For the second conservative year, the government has not made any allocation from the Annual Budget Funding Amount (ABFA) to the Ghana Infrastructure Investment Fund (GIIF) despite the Fund raking in 5.5 million dollars returns on its investment in the 30 million dollar KIA terminal 3 project in three years.
Mr Mark O.A. Agyemang, Technical Manager, Public Interest and Accountability Manager who disclosed this at a workshop at Aburi at the weekend said, the returns on investment in KIA Terminal 3 project was commendable hence the need to see a continuous allocation to the Fund.
“After reviewing GIIF’s investment of 30 million dollars in KIA Terminal 3, and the subsequent returns of 5.5 million dollars of the initial investments in three years, PIAC recommends more of such investments in high-yielding projects,” he said.
The investment he said aligned with the spending aspirations of the ABFA with respect to capital expenditure.
On the non allocation of funds to the GIIF for two conservative years, Mr Agyemang said this was not only worrying but was contrary to the provisions of the Petroleum Revenue Management Law (PRMA) and the GO IF Act.
The GIIF is a permanent investment vehicle established by law to lead, promote, facilitate, fund and backstop the development of, and investment in, infrastructure.
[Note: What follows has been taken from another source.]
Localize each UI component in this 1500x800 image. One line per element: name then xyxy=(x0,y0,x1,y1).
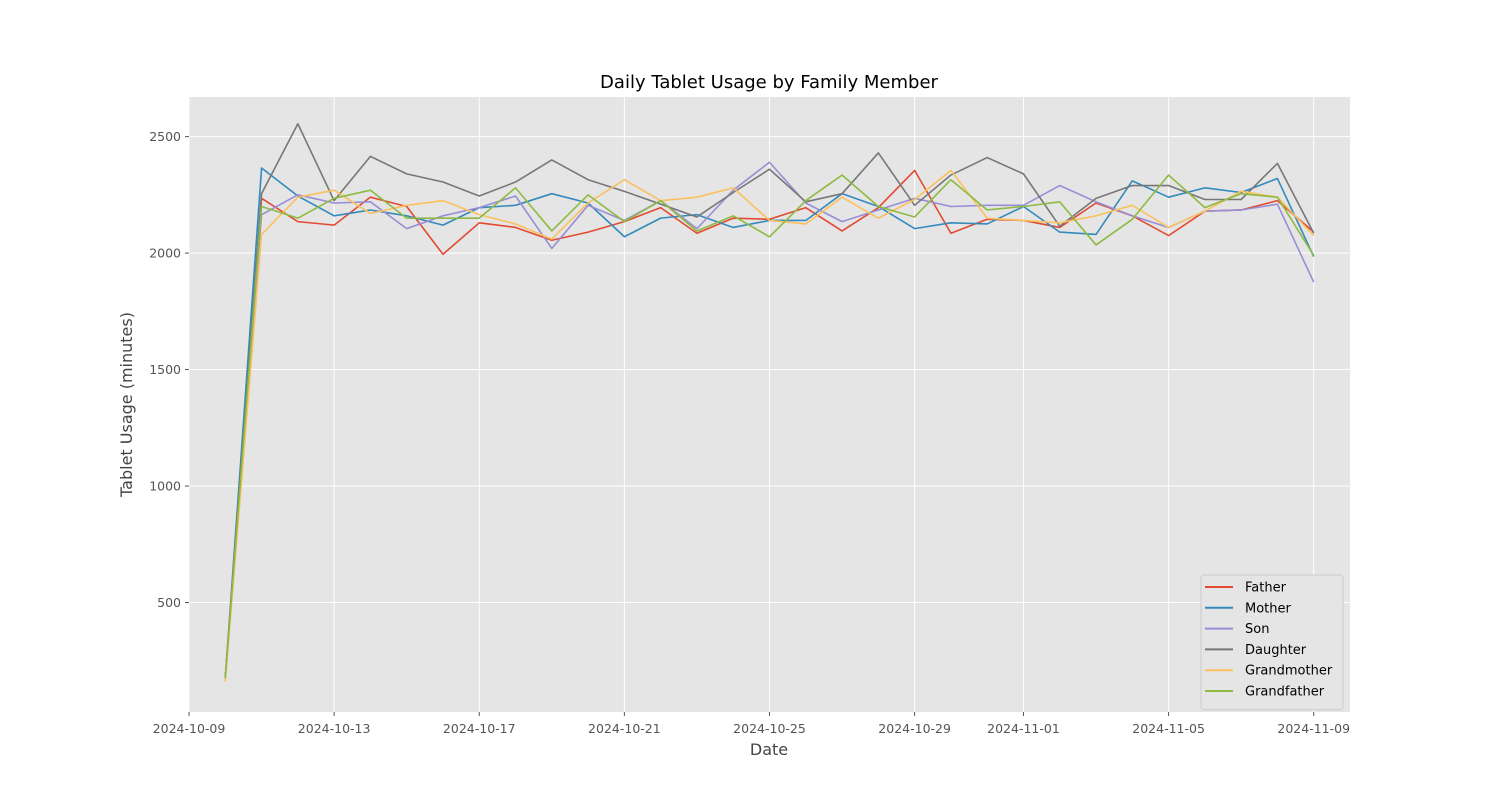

Section 21(4)(b) of the Petroleum Revenue Management (Amendment) Act, 2015 (Act 893), and Section 5(1)(b) of the Ghana Infrastructure Investment Fund Act, 2014 (Act 877), provide that a maximum 25 per cent of the amount allocated for Public Investment Expenditure under the ABFA shall be allocated to the GIIF for infrastructural development.
Mr Agyemang said the government must ensure that this was not repeated again as the non-allocation of funds defeat the purpose of the GIIF establishment.
Mr Noble Wadza, Chairman of the PIAC, in his presentation asked Parliament to ensure that the Ministry of Finance accounted for the 1. 5 billion dollars unutilised Annual ABFA.
“For the third consecutive year, not only has a sizable proportion of the ABFA not been fully utilised but it has also not been accounted for, impeding PIAC’s appreciation of the full scope of accounting to the public on the utilisation of our petroleum revenues,” he said.
Mr Wadza said in 2019, 45.14 per cent of the actual ABFA was spent on recurrent expenditure, with 54.86 per cent on capital expenditure in violation of Section 8(4)(a) of Act 893 which requires that a minimum of 70 per cent be spent on public investment expenditure.
He said PIAC before issuing it’s reports invited the Ministry of Finance to come and explain the rationale for not utilising and not accounting of the GH¢ 1.5 billion but they failed to attend.
He said the country was on the path of the resource curse if the current trend of spending oil revenues was not reversed.